Kinau is a small, eroded lunar impact crater that is located in the low southern latitudes of the Moon. It lies to the southeast of the crater Jacobi, and about equally far to the north-northwest of Pentland. It is 42 kilometers in diameter and two kilometers deep. It may be from the Pre-Nectarian period, 4.55 to 3.85 billion years ago.

The northwestern rim and inner wall of this crater has been heavily damaged by impacts, and is overlaid by a pair of small, cup-shaped craters. The remainder of the rim is worn and somewhat distorted into a hexagonal shape, with several small craterlets along the rim edge. The inner walls are relatively low, and the interior floor is almost featureless except for a few tiny craterlets. There is a low rise near the midpoint that is attached to the small crater to the northwest.

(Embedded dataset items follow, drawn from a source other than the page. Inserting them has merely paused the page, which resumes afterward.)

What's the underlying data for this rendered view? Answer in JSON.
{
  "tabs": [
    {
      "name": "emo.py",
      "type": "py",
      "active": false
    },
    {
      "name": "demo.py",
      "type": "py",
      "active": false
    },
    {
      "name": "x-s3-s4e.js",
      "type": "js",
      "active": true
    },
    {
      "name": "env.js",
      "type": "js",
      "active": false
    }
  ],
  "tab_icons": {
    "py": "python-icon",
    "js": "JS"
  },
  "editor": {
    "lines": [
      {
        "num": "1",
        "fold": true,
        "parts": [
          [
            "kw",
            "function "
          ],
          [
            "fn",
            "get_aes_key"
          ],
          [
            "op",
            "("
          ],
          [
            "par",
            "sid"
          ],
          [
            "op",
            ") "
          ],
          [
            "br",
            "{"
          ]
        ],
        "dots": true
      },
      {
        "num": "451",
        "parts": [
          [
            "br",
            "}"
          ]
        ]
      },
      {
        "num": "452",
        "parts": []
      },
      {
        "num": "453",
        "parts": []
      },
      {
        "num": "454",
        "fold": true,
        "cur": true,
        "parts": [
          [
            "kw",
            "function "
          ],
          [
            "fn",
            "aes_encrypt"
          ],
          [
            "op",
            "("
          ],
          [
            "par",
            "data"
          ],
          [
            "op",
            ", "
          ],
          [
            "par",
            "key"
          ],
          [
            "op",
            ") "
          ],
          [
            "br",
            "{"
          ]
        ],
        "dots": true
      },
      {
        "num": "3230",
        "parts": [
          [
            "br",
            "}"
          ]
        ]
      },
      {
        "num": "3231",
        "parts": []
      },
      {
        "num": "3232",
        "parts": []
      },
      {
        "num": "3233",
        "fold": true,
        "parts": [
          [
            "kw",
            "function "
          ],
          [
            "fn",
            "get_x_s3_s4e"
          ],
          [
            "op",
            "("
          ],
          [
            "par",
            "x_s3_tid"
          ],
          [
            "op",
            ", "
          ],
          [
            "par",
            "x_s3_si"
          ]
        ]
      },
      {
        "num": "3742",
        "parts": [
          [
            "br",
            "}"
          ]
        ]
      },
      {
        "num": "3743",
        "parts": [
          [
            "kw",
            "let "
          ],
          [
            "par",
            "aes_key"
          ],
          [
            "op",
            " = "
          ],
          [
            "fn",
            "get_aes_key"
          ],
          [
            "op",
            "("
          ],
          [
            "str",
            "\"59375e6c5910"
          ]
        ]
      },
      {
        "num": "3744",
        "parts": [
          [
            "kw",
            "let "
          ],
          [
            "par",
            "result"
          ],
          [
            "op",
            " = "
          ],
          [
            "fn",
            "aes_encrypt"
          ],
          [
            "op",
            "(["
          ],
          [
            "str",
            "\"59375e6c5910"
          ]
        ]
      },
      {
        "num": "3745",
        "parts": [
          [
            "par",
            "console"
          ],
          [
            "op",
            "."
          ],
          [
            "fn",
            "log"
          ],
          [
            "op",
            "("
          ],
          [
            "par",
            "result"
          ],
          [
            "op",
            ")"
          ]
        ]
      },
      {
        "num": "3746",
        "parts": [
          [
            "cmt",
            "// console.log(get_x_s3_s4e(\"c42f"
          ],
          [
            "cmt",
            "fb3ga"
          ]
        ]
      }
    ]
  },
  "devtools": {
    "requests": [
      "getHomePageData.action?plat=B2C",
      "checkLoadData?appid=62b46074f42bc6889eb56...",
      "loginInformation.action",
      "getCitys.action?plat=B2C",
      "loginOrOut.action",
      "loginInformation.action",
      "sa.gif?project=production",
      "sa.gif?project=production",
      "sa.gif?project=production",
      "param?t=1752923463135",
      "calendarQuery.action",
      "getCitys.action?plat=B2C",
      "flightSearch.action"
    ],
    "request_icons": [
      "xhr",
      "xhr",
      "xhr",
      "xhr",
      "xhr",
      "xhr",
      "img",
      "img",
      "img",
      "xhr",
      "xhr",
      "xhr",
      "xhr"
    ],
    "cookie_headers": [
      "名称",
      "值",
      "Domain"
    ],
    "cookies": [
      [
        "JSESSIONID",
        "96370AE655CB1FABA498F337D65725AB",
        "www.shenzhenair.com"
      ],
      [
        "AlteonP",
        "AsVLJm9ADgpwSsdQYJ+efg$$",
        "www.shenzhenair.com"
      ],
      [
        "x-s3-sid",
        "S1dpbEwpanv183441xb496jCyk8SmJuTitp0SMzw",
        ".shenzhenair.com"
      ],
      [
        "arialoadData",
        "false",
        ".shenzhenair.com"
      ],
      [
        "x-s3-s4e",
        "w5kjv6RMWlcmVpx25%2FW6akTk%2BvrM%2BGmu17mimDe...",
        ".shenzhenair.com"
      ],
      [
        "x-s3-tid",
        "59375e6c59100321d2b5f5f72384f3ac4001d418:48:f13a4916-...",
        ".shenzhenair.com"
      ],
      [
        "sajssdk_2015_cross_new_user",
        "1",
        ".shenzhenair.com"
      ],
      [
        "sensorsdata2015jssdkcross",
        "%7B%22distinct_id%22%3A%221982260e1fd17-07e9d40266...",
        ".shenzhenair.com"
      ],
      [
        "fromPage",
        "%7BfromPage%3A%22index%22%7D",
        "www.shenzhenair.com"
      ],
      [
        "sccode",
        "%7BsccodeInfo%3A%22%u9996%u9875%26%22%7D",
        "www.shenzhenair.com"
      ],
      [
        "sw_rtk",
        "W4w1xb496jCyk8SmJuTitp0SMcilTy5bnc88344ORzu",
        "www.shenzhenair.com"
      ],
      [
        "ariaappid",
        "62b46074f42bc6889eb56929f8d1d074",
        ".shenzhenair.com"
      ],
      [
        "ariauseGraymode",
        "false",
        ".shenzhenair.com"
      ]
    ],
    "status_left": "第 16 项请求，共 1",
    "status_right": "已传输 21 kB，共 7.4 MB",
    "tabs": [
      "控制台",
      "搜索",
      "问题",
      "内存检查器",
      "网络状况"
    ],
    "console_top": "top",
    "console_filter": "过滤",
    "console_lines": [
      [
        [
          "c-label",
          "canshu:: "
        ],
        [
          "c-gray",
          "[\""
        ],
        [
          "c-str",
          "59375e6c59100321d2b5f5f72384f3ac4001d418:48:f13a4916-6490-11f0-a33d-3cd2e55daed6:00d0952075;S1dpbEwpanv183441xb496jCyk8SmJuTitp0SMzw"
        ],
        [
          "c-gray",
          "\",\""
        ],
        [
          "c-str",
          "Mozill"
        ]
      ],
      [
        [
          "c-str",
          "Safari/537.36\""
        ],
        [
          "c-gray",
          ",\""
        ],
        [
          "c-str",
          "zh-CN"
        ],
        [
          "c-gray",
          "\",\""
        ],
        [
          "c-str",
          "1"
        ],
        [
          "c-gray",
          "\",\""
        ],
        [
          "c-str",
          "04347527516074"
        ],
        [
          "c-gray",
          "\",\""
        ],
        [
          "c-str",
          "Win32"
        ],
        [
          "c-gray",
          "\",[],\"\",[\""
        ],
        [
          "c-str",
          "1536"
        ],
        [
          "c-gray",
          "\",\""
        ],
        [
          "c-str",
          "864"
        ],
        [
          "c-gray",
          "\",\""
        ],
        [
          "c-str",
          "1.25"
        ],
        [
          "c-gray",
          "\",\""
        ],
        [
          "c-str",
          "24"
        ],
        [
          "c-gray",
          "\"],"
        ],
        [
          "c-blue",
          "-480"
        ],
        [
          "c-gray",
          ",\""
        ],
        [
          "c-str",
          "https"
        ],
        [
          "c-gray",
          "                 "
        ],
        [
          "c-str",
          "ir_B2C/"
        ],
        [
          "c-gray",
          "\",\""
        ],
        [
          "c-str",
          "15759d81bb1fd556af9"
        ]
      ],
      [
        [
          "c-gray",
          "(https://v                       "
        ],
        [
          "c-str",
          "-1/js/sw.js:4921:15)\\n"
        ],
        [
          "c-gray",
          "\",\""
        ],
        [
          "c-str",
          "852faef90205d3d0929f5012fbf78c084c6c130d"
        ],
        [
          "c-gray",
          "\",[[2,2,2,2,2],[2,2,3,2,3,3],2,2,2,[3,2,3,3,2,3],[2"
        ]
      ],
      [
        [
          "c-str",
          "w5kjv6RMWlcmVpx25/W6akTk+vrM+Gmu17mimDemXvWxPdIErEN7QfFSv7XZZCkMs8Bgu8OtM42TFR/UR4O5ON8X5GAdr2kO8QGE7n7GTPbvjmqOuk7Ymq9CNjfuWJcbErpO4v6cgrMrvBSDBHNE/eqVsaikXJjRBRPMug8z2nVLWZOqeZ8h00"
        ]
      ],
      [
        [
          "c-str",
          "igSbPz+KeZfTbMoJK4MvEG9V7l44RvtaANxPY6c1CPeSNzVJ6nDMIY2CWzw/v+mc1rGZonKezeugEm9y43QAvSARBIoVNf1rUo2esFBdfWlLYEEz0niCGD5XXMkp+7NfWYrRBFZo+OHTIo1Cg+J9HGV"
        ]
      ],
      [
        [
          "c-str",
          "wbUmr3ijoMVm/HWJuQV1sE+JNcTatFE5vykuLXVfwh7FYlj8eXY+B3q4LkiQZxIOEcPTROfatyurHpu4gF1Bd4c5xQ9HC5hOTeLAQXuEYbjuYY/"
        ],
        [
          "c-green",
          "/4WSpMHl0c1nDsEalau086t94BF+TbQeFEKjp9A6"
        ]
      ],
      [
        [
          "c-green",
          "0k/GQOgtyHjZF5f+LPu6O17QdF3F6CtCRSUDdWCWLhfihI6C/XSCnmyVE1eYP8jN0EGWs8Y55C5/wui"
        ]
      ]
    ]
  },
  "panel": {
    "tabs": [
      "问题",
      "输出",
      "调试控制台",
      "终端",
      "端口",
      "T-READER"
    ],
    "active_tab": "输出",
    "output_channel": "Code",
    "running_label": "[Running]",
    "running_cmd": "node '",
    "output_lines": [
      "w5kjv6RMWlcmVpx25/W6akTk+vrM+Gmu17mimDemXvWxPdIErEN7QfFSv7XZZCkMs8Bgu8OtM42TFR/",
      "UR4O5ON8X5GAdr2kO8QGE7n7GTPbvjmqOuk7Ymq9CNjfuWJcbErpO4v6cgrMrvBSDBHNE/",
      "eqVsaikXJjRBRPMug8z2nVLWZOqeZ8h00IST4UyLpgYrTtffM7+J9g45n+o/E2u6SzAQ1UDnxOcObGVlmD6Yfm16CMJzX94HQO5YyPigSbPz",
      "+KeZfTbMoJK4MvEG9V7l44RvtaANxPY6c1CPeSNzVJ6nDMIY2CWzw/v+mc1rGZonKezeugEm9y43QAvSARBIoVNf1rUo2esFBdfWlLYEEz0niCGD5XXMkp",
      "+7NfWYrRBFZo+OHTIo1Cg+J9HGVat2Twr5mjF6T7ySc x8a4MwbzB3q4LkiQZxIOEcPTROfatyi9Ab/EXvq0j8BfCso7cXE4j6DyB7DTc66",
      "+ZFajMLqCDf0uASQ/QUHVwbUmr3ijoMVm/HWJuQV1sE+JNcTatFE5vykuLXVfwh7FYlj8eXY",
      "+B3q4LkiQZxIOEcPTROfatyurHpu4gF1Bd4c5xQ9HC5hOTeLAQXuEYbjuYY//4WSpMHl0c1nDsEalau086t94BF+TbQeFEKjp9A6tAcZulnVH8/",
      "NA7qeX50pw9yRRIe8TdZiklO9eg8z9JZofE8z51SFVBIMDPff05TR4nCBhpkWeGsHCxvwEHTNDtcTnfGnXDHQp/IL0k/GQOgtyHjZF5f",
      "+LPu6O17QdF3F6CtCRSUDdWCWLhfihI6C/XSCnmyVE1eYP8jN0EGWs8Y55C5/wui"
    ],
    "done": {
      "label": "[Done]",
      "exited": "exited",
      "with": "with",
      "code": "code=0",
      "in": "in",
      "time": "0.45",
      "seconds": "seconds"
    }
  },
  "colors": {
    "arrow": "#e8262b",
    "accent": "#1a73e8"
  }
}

The crater is named after 19th century German priest, teacher and amateur astronomer Adolph Gottfried Kinau.

==Satellite craters==
By convention these features are identified on Lunar maps by placing the letter on the side of the crater midpoint that is closest to Kinau.

| Kinau | Latitude | Longitude | Diameter |
|---|---|---|---|
| A | 62.1° S | 20.0° E | 35 km |
| B | 61.6° S | 19.2° E | 8 km |
| C | 60.6° S | 20.5° E | 30 km |
| D | 60.6° S | 18.5° E | 27 km |
| E | 60.1° S | 20.0° E | 7 km |
| F | 62.1° S | 13.5° E | 10 km |
| G | 61.5° S | 12.7° E | 25 km |
| H | 59.8° S | 19.7° E | 6 km |
| J | 59.6° S | 16.0° E | 5 km |
| K | 58.6° S | 18.1° E | 10 km |
| L | 59.3° S | 18.8° E | 11 km |
| M | 60.4° S | 14.3° E | 12 km |
| N | 61.4° S | 15.5° E | 7 km |
| P | 61.4° S | 17.4° E | 5 km |
| Q | 62.4° S | 21.1° E | 11 km |
| R | 59.9° S | 11.6° E | 61 km |

== Notes ==
1. The botanist C.A. Kinau was struck from the official list of the USGS in April 2007 and replaced by the correct eponym Adolph Gottfried Kinau.